I had 2 breakout sessions and I attended the Q&A with Marc Benioff. The first breakout sessions dealt with non-profit organizations and their use of Salesforce.com. Winnie Stachelberg, who is Executive Vice President for External Affairs for The Center for American Progress was on hand. She lauded Salesforce.com and its ability to provide important data on the fly. Winnie said that the Center for American Progress uses Salesforce.com to keep track of their members and run reports to make sure that they match up relevant people. By this, she means that if there is a flash point in Kenya, for example, they send representatives who are experts on Kenyan affairs; or if there is an economic summit going on, that they send economists and so on. She says the low costs and ease of use are also major factors in their continued use of Salesforce.com.

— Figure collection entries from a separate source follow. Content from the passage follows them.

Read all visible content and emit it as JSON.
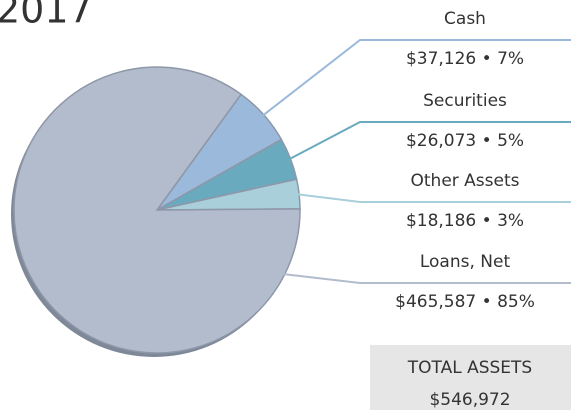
{
  "chart_data": {
    "type": "pie",
    "title": "2017",
    "categories": [
      "Cash",
      "Securities",
      "Other Assets",
      "Loans, Net"
    ],
    "values": [
      37126,
      26073,
      18186,
      465587
    ],
    "value_labels": [
      "$37,126 • 7%",
      "$26,073 • 5%",
      "$18,186 • 3%",
      "$465,587 • 85%"
    ],
    "colors": [
      "#9bb9db",
      "#6aaabf",
      "#a9cfdb",
      "#b3bccc"
    ],
    "total": {
      "label": "TOTAL ASSETS",
      "value": "$546,972"
    }
  }
}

The second breakout session was a virtual tour of the Salesforce.com infrastructure. From data center to data center, the presentation covered everything from database connections to routing and reinforced what makes Salesforce.com such a safe and secure place to store your data. What I found most amazing is that they maintain 5 copies of all the data in near real time synchronization and they also utilize a tape backup.

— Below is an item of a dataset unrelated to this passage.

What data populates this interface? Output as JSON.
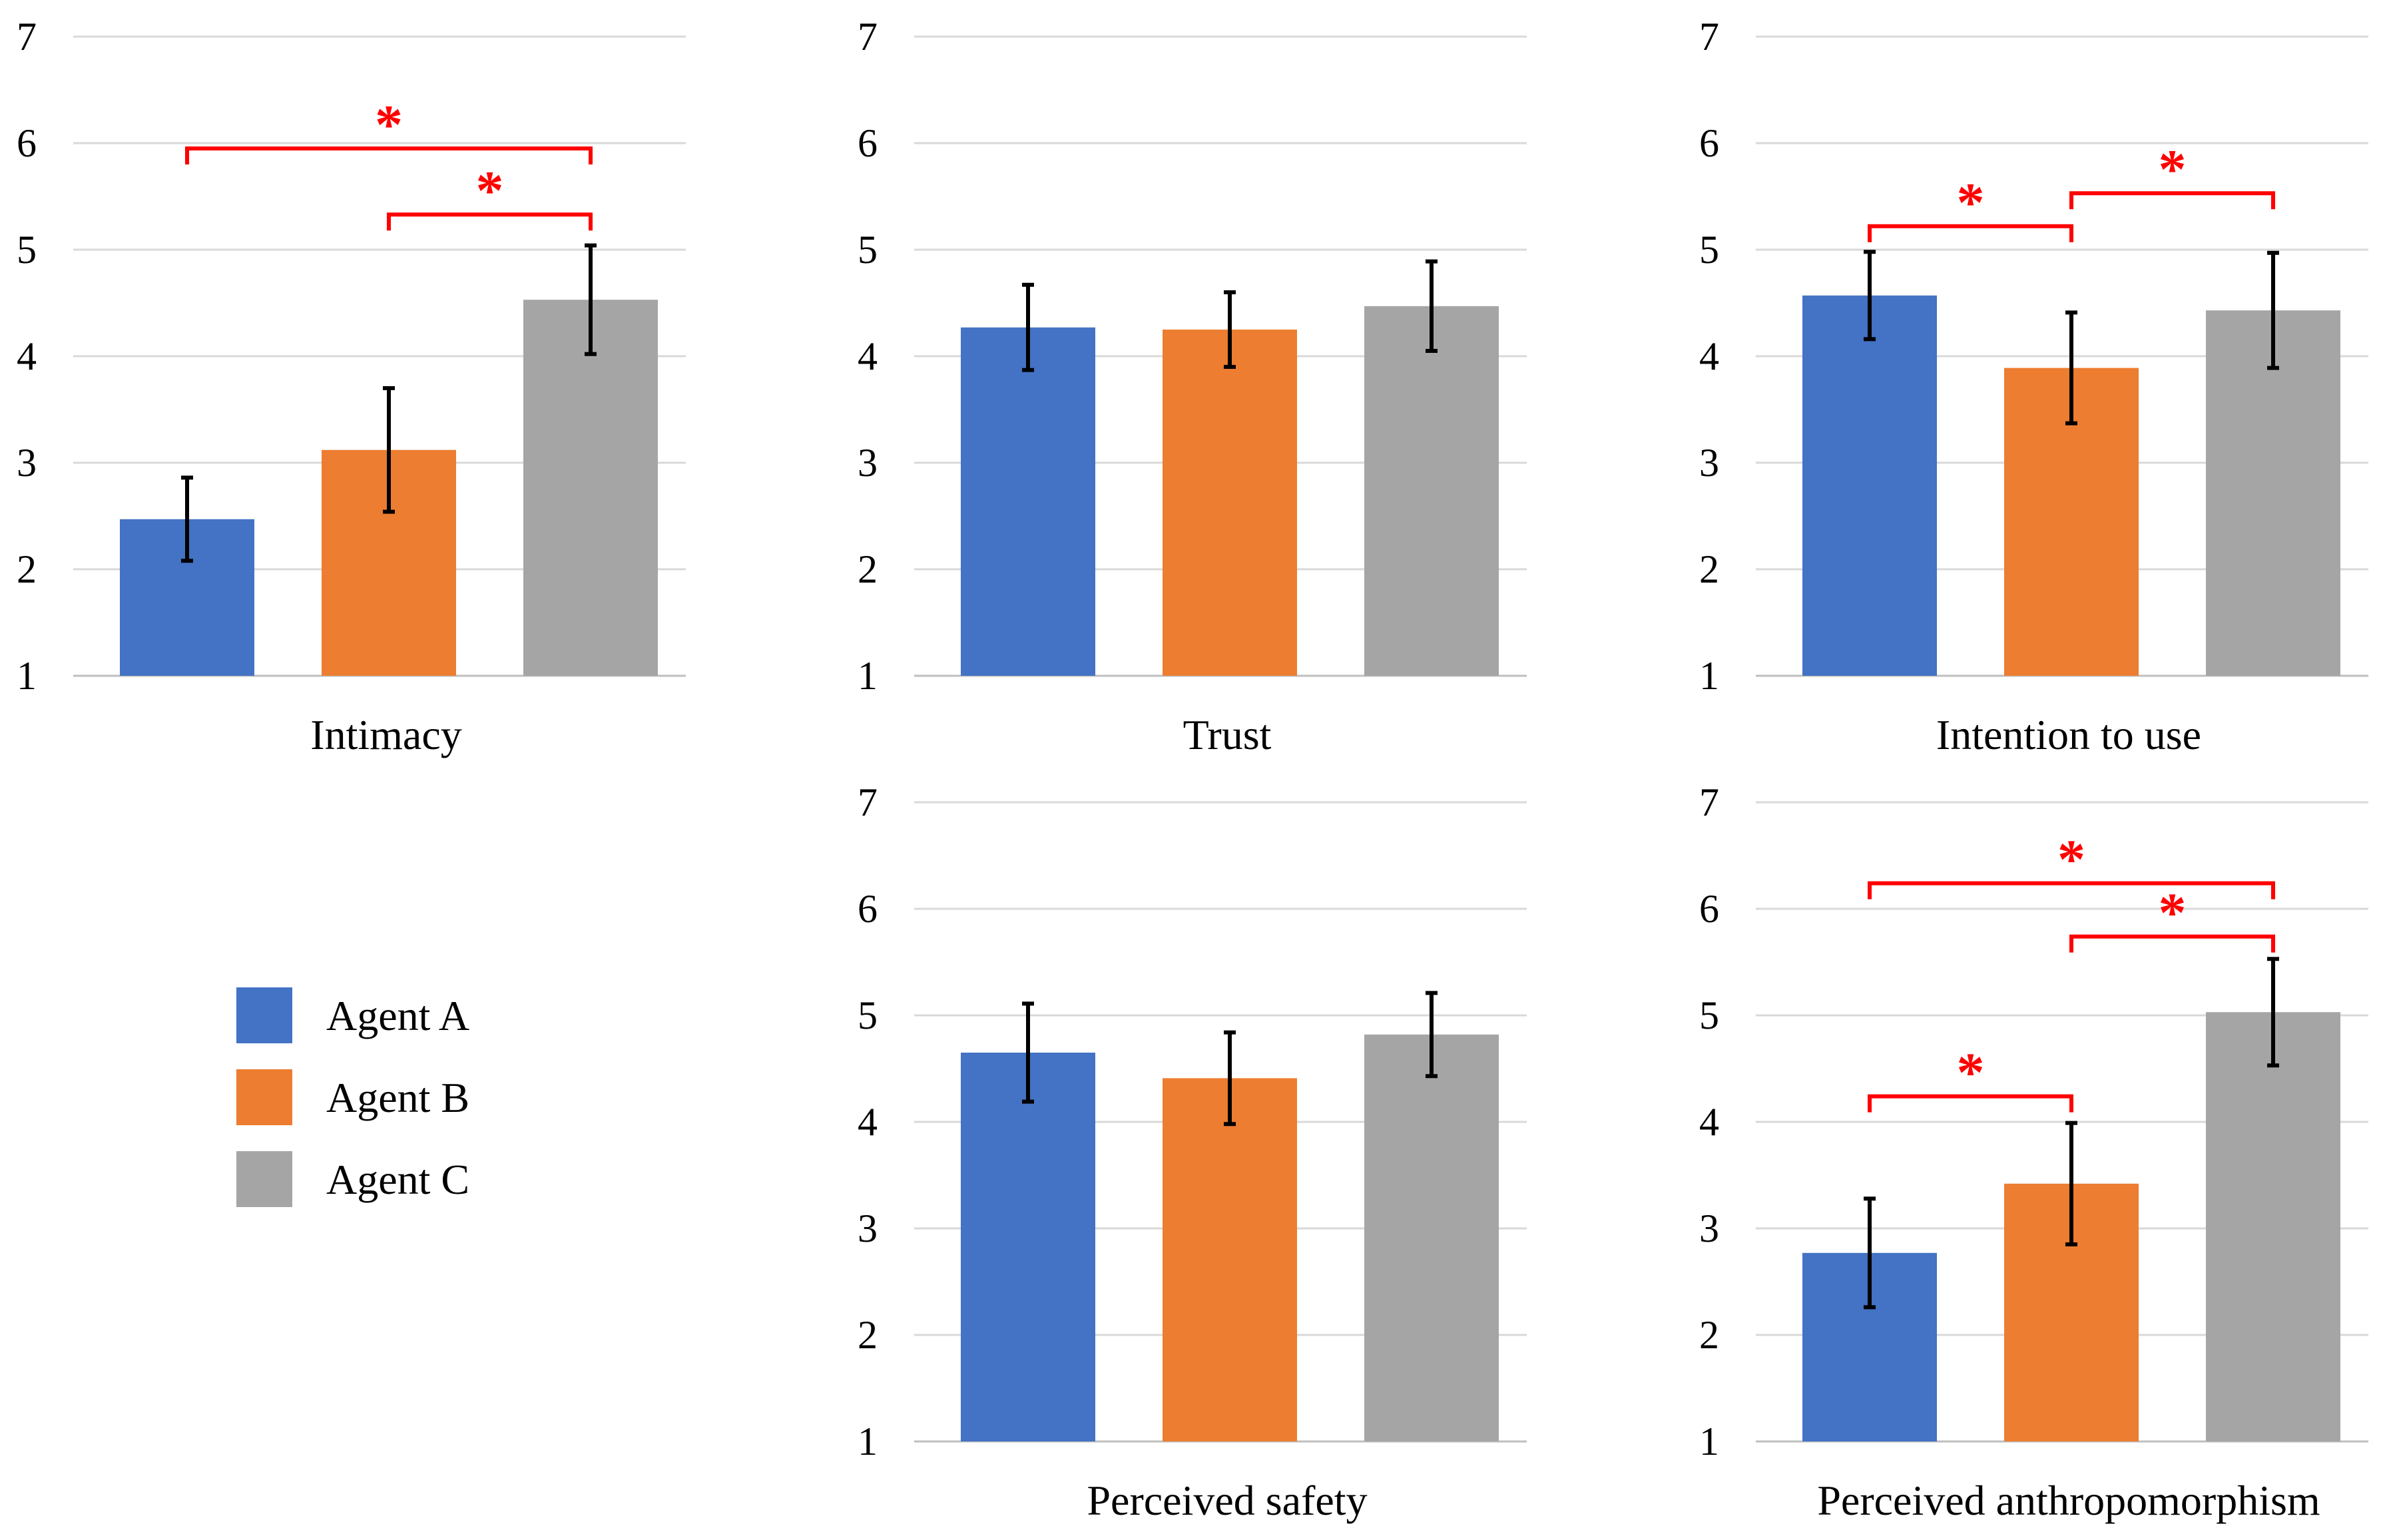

The Q&A session was amazing. Not in the sense that there was a lot to learn or that revelations would be made, but mostly it was amazing to see the personalities of the individuals who run Salesforce.com. Marc Benioff had his entire executive staff available to take questions, and they are wonderfully humble and easily approachable people. The vast majority of people either went to the microphone to thank the leadership for their service in the community through the Salesforce.com Foundation or to ask for money (seriously… most people went up to the mic to pitch some product and ask for money). Some people, however, had relevant questions about the product. It was one of these few relevant questions, which lead Marc to divulge that they are building and about to staff a major data center in Portland, Oregon.
This was the last session. After we came out of the Q&A we became witness to people scurrying about tearing down the banners, ripping up flooring and quickly bringing the convention facilities back to their normal state. I headed back to my room, packed up my belongings and headed out to take the BART to the airport. Until next November when I shall attend the next convention, so long San Francisco.